Соловей и Алеша вернулись с врачом. Врач выгнала всех, и вы, одинокие, столпились на кухне.
Соловей ссыпал в бак для белья смородину, она не вмещалась, он давил ее безжалостно, по локоть топя в ней руки, выволок бутыль со спиртом, грохнул ее во дворе…
– Как же так, Илюшенька, как же это? – причитала Варя.
– Это я, – покаялся ты, – я только прощения попросил… попросил, – чем-то горячим грубым перехватило горло, – что мы мамой никогда не звали…
– Ой, убил, убил! – кинулась Варя, ударила кулачками по поникшей голове.
– Мать она нам, – сказал Алеша, – будем звать ее мамой, повыкали…
– Будем, – сказал ты.
– Будем, если не… – не договорил Никита.
– Живая ваша мама, – весело сказала врач с порога.
Вы увидели, что врач совсем еще юная женщина. Радуясь, она подошла к вам и облегченно оглядела простыми глазами. Алеша быстро обнял ее, она не смутилась, подождала и сказала:
– Глубокий обморок… сердечно-сосудистая дистония…
Варя вас к матери не пустила, взяла ее на себя, и вы согласились.
Никита, Алеша и зять уехали с врачом, тебе не с кем было разделить радость, ты ходил вокруг дома, трогая теплые стены, потом присел под открытыми окнами, чтобы быть поближе к родным голосам.
В сумерках так чисто и ясно светились в пол-оконницы белые занавески.
– Ой, мама, зачем ты их так любишь, – говорила Варька, – люби нас, мы тебе все ж родные…
– Вы мне родные, – тихо тепло говорила в темноту мать, – а они мои сироты, и сердце от них болит…
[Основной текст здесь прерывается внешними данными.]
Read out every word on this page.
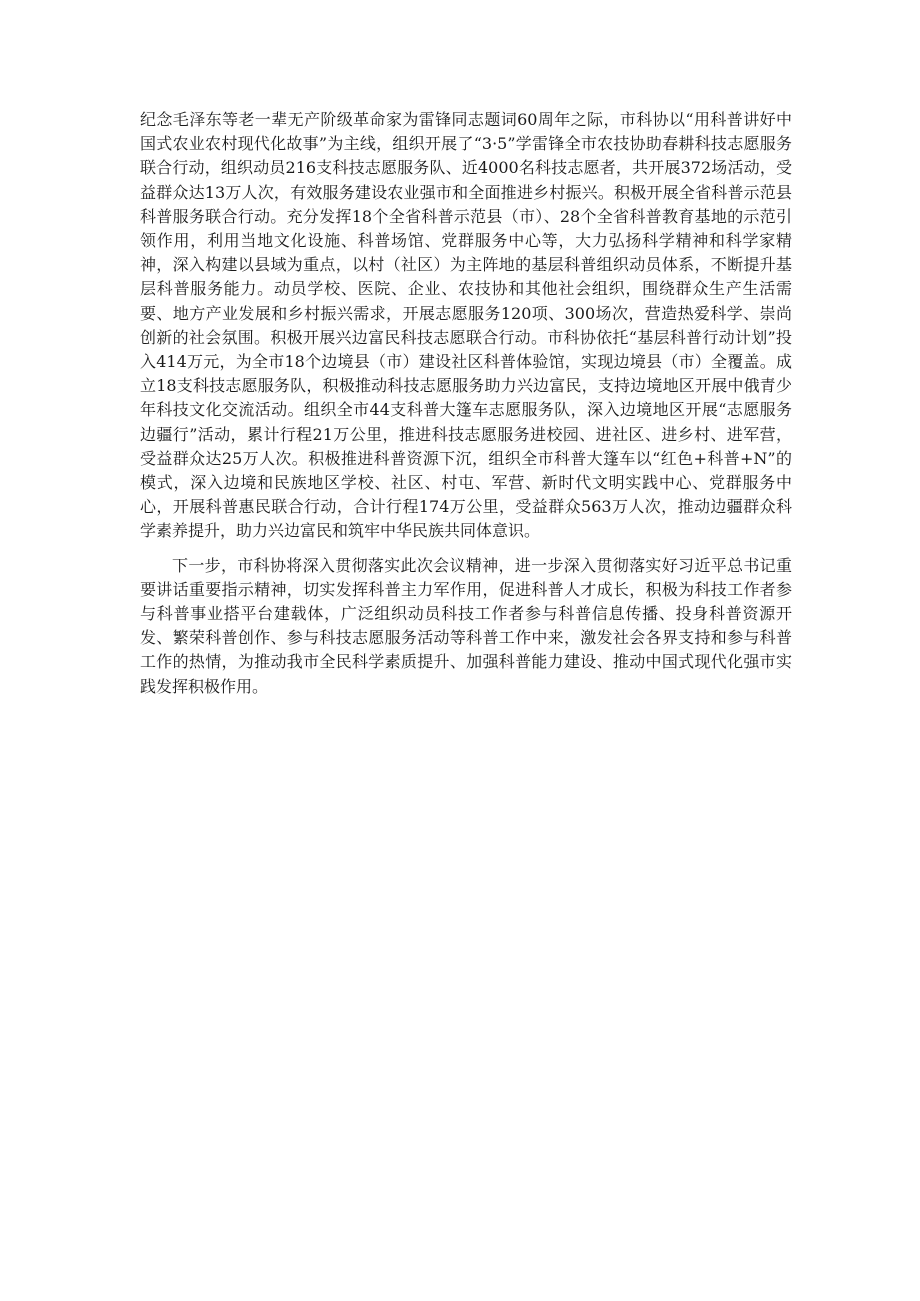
纪念毛泽东等老一辈无产阶级革命家为雷锋同志题词60周年之际，市科协以“用科普讲好中国式农业农村现代化故事”为主线，组织开展了“3·5”学雷锋全市农技协助春耕科技志愿服务联合行动，组织动员216支科技志愿服务队、近4000名科技志愿者，共开展372场活动，受益群众达13万人次，有效服务建设农业强市和全面推进乡村振兴。积极开展全省科普示范县科普服务联合行动。充分发挥18个全省科普示范县（市）、28个全省科普教育基地的示范引领作用，利用当地文化设施、科普场馆、党群服务中心等，大力弘扬科学精神和科学家精神，深入构建以县域为重点，以村（社区）为主阵地的基层科普组织动员体系，不断提升基层科普服务能力。动员学校、医院、企业、农技协和其他社会组织，围绕群众生产生活需要、地方产业发展和乡村振兴需求，开展志愿服务120项、300场次，营造热爱科学、崇尚创新的社会氛围。积极开展兴边富民科技志愿联合行动。市科协依托“基层科普行动计划”投入414万元，为全市18个边境县（市）建设社区科普体验馆，实现边境县（市）全覆盖。成立18支科技志愿服务队，积极推动科技志愿服务助力兴边富民，支持边境地区开展中俄青少年科技文化交流活动。组织全市44支科普大篷车志愿服务队，深入边境地区开展“志愿服务边疆行”活动，累计行程21万公里，推进科技志愿服务进校园、进社区、进乡村、进军营，受益群众达25万人次。积极推进科普资源下沉，组织全市科普大篷车以“红色+科普+N”的模式，深入边境和民族地区学校、社区、村屯、军营、新时代文明实践中心、党群服务中心，开展科普惠民联合行动，合计行程174万公里，受益群众563万人次，推动边疆群众科学素养提升，助力兴边富民和筑牢中华民族共同体意识。

下一步，市科协将深入贯彻落实此次会议精神，进一步深入贯彻落实好习近平总书记重要讲话重要指示精神，切实发挥科普主力军作用，促进科普人才成长，积极为科技工作者参与科普事业搭平台建载体，广泛组织动员科技工作者参与科普信息传播、投身科普资源开发、繁荣科普创作、参与科技志愿服务活动等科普工作中来，激发社会各界支持和参与科普工作的热情，为推动我市全民科学素质提升、加强科普能力建设、推动中国式现代化强市实践发挥积极作用。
Ты встал и пошел прочь от дома; в быстрой круговой ходьбе тебе было легче выносить муку сострадания, вместе с резким и глубоким дыханием выветривалось из нее что-то жгучее, и она оседала нежным теплым дымом.
В стороне, пыля до небес, мягко неслась «Лада», белым огнем фар опаляя картофельное поле.
Кто-то легкий тихий стал позади тебя, ты обернулся, увидел родное теплое лицо.
– Это Вы? – удивился ты и осекся.
– Ничего, ничего, родный, ничего, Илюша, – утешила сына мать.
Вы долго молча возвращались. Над далекой рекой, над ясным стеклом сумерек восходил острый месяц, он светил всем – над полем, над домом и родными могилами.
…Когда-нибудь уйдем и мы, но над смертною мглою светлый месяц взойдет, протянутся острые ясные тени, и кто-то другой над светлым полем песню другую споет.